Bjarne Stroustrup, prime developer of C++
Developed in 1979 in Bell Labs by one Bjarne Stroustup, C++ is essentially a super set of the C language, enhanced by the additional support of classes and other object-orientated features that are not well-supported in C. Like C, it is an intermediate language, consisting of both high- and low-level language features. Other similarities with C include being statically-typed, being operable as a procedural language and fine control over memory management. Unlike languages that intend to hide memory management details from the programmer, like Java, Perl, PHP and Ruby, C++ supports four types of memory management: static memory allocation, automatic memory allocation, dynamic memory allocation and the boehm garbage collector.
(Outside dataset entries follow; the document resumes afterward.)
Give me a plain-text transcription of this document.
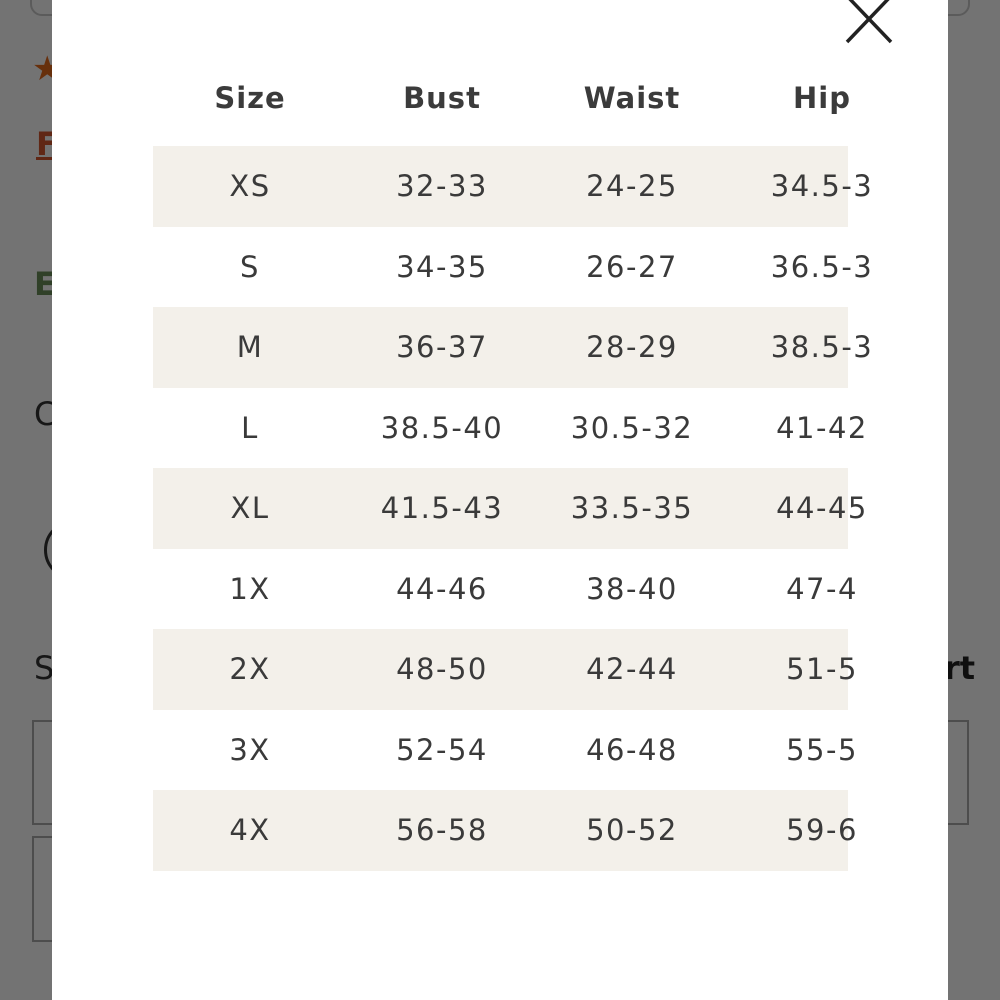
Size	Bust	Waist	Hip
XS	32-33	24-25	34.5-3
S	34-35	26-27	36.5-3
M	36-37	28-29	38.5-3
L	38.5-40	30.5-32	41-42
XL	41.5-43	33.5-35	44-45
1X	44-46	38-40	47-4
2X	48-50	42-44	51-5
3X	52-54	46-48	55-5
4X	56-58	50-52	59-6
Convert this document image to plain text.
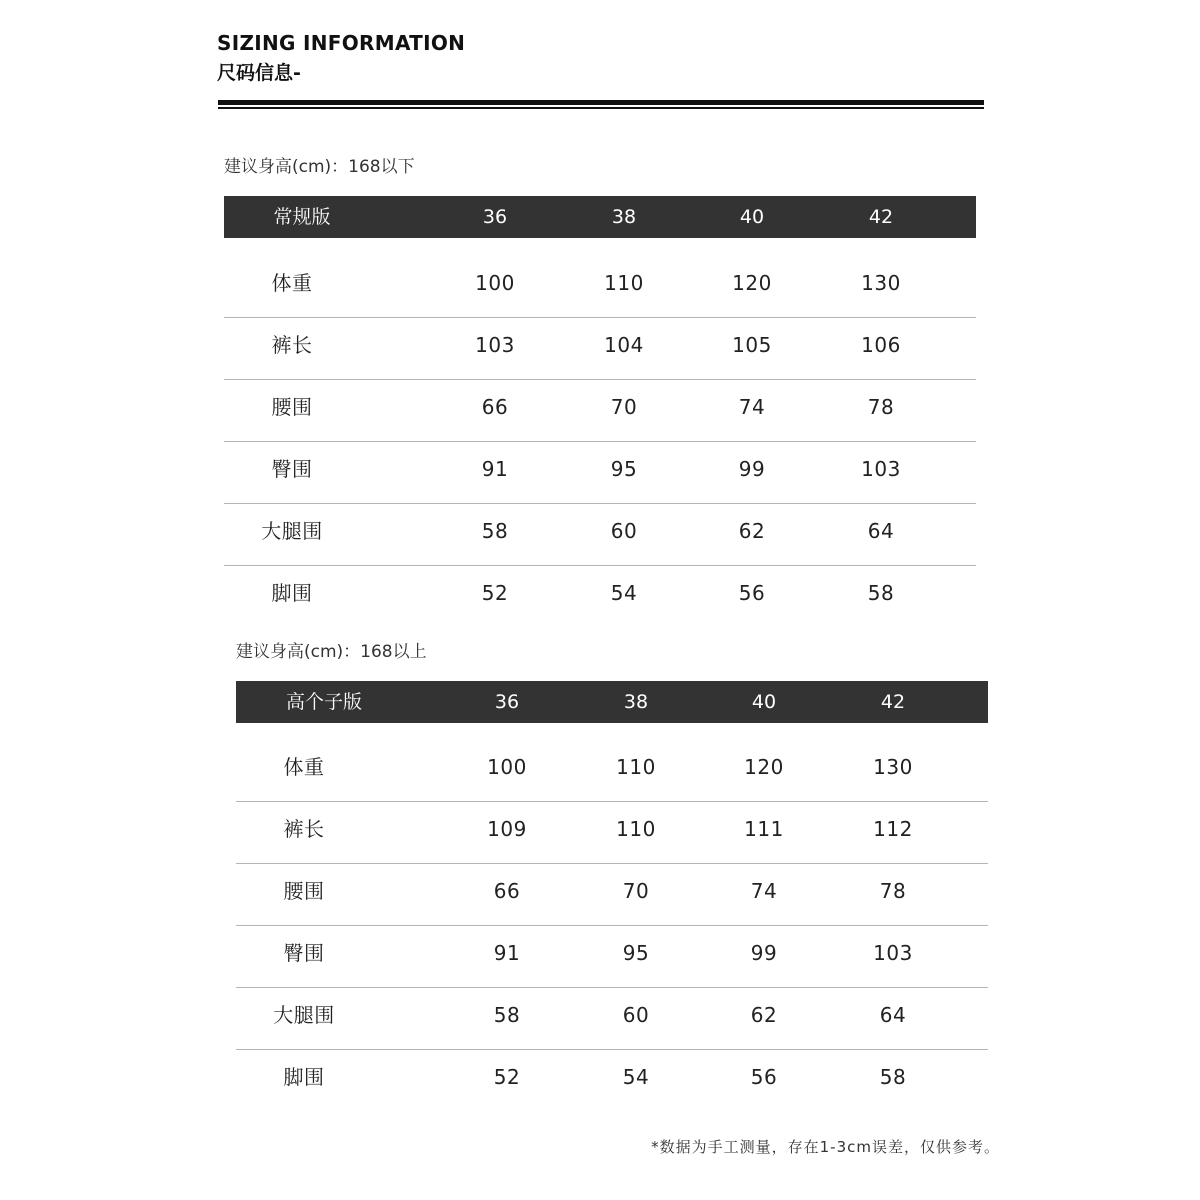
SIZING INFORMATION
尺码信息-
建议身高(cm)：168以下
常规版	36	38	40	42
体重	100	110	120	130
裤长	103	104	105	106
腰围	66	70	74	78
臀围	91	95	99	103
大腿围	58	60	62	64
脚围	52	54	56	58
建议身高(cm)：168以上
高个子版	36	38	40	42
体重	100	110	120	130
裤长	109	110	111	112
腰围	66	70	74	78
臀围	91	95	99	103
大腿围	58	60	62	64
脚围	52	54	56	58
*数据为手工测量，存在1-3cm误差，仅供参考。
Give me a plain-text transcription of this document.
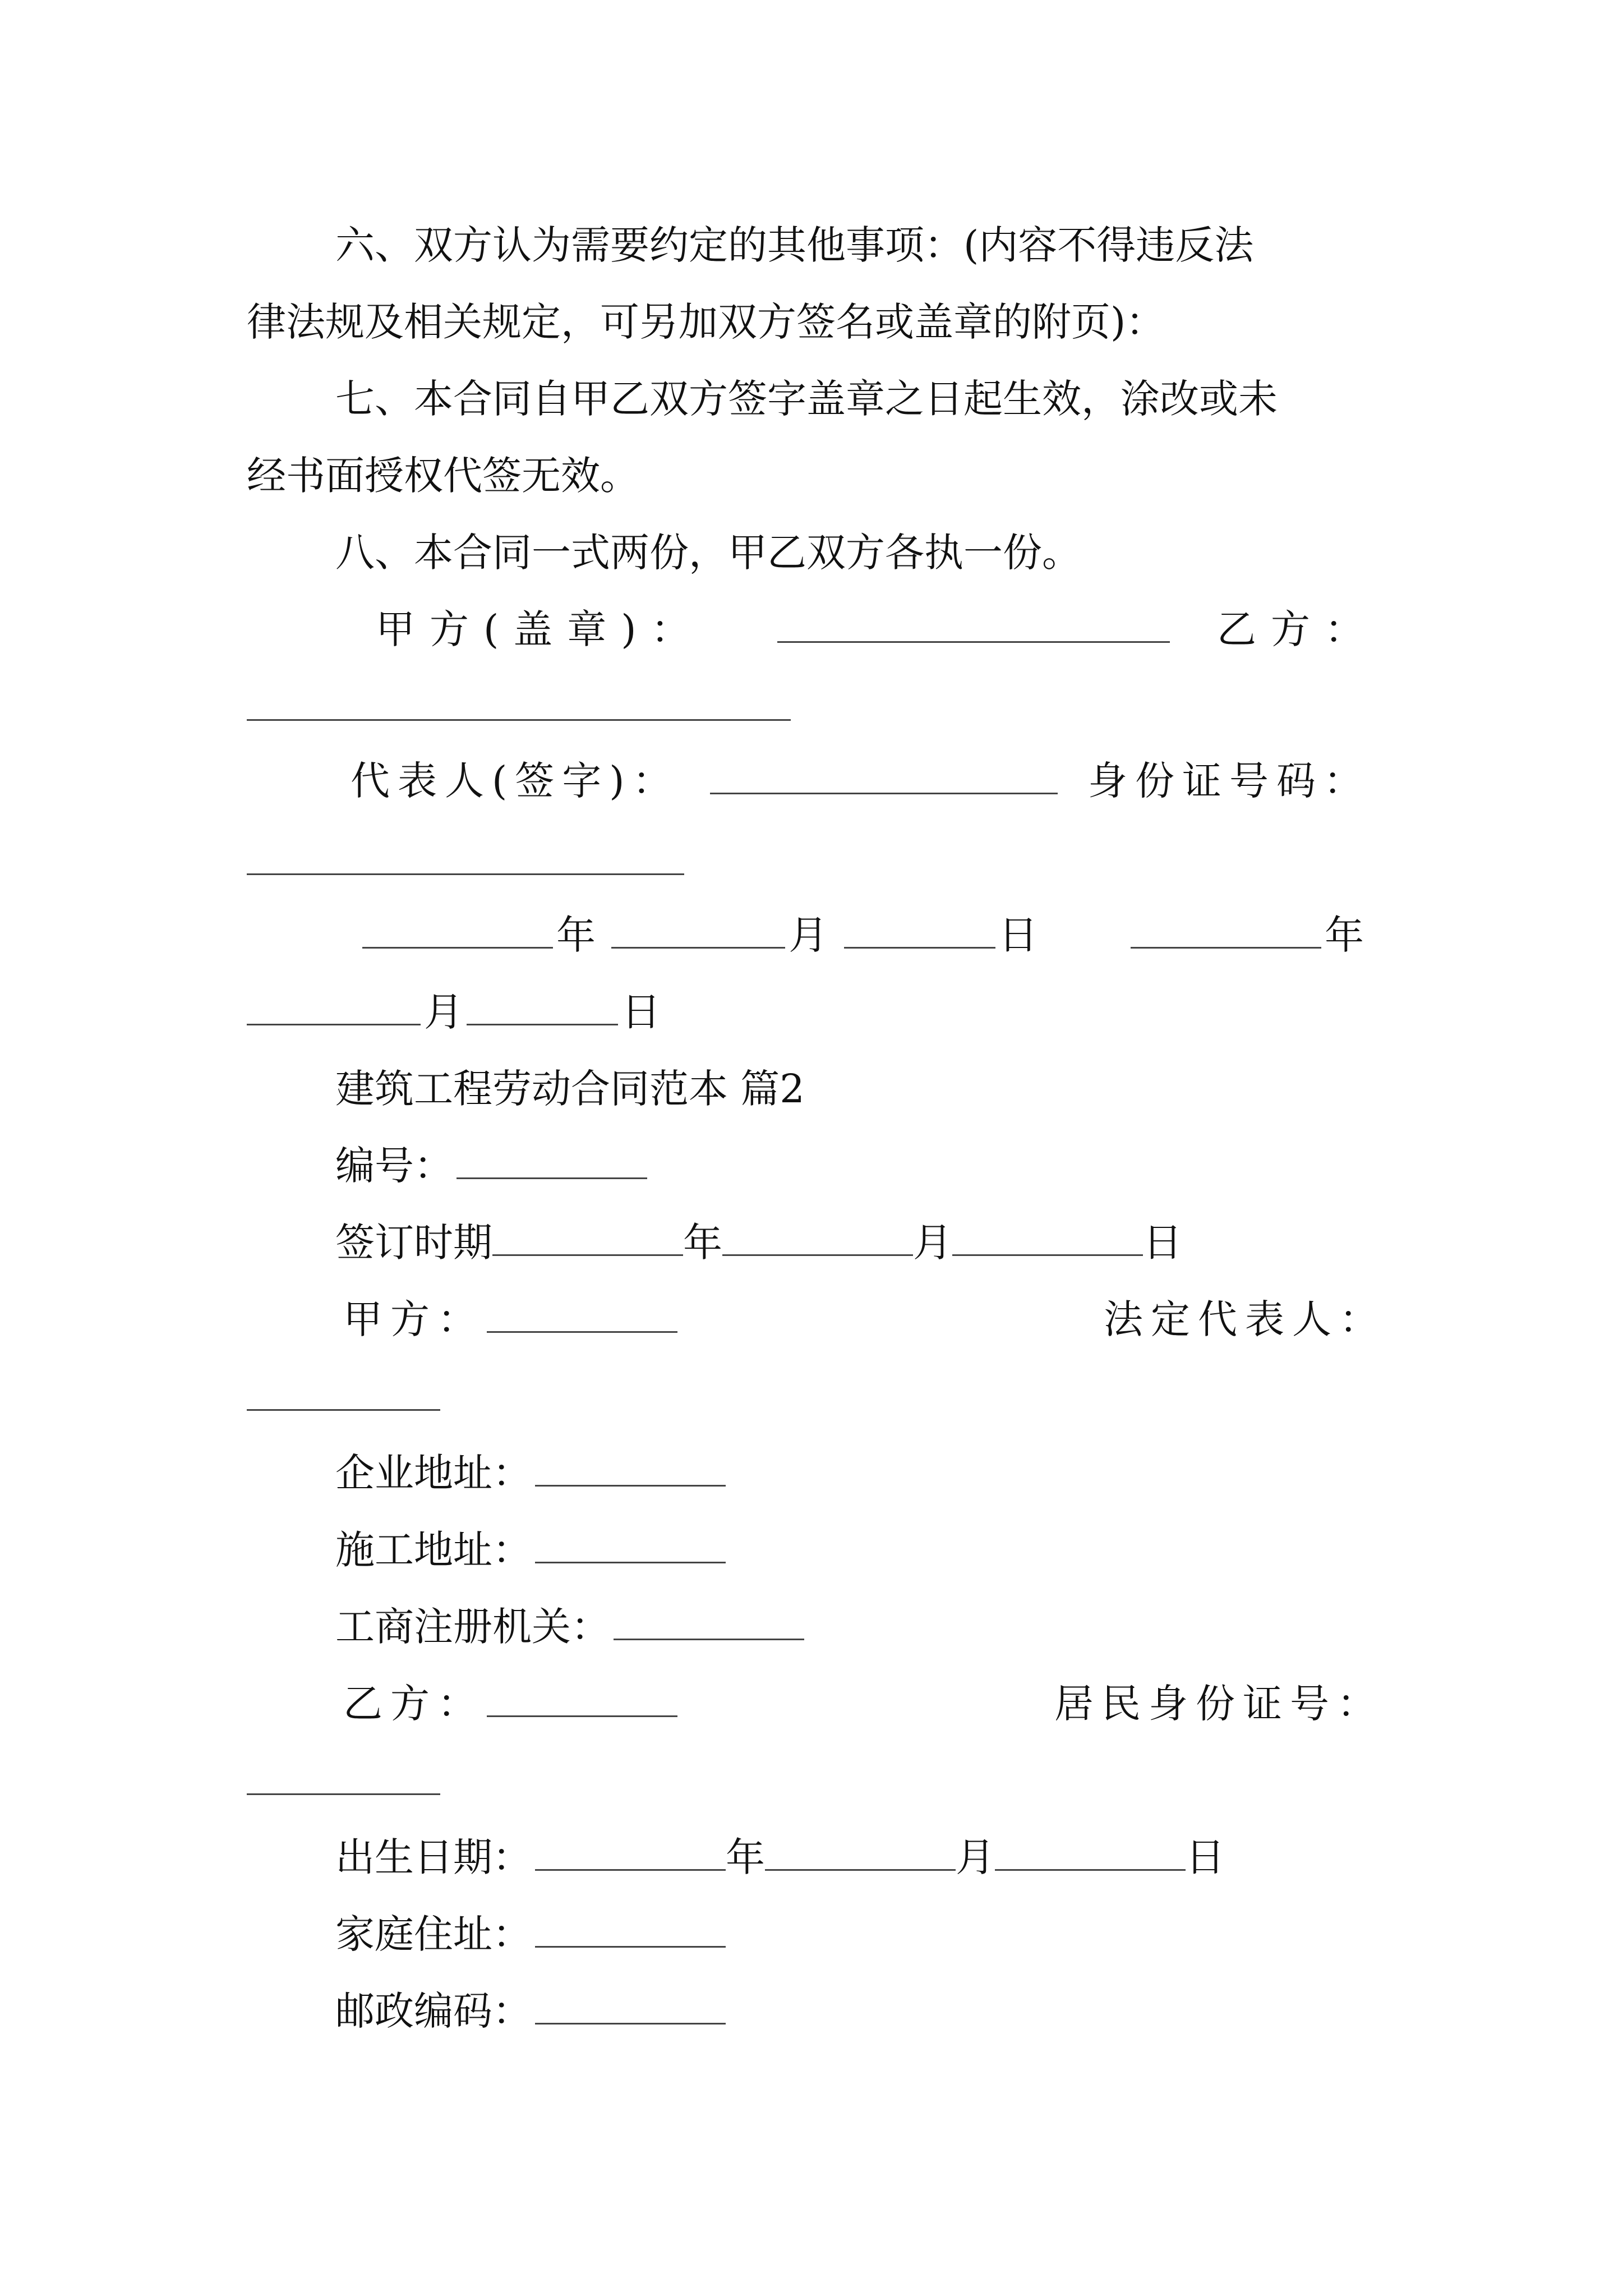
六、双方认为需要约定的其他事项：(内容不得违反法
律法规及相关规定，可另加双方签名或盖章的附页)：
七、本合同自甲乙双方签字盖章之日起生效，涂改或未
经书面授权代签无效。
八、本合同一式两份，甲乙双方各执一份。
甲方(盖章)：	乙方：
代表人(签字)：	身份证号码：
年	月	日	年
月	日
建筑工程劳动合同范本 篇2
编号：
签订时期	年	月	日
甲方：	法定代表人：
企业地址：
施工地址：
工商注册机关：
乙方：	居民身份证号：
出生日期：	年	月	日
家庭住址：
邮政编码：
C++ is in wide use today (even here on BrainMass, where it is one of the top-visited categories in Computer Science) and has been used to craft a huge variety of programs. Its applications include operating system platforms, system software, application software, device drivers, embedded software and high-performance server and entertainment software, all thanks to it being a highly efficient compiler to native code, and therefore able to run faster in many cases than more portable languages like Java.
As one would expect for such a staple language, C++'s features include over 35 operators, including ones that can cover basic arithmetic, bit manipulation, indirection, comparisons, logical operations and many more. Almost all of these may be overloaded for user-defined types for added functionality - the few exceptions being the member access and conditional operators. This ability to overload operators is essential to many advanced C++ programming techniques, giving the language ever higher capabilities. Overloading an operator does not change the precedence of calculations involving the operator, nor does it change the number of operands of an operator uses. Overloaded “&&: and “||” operators lose their shirt-circuit evaluation property.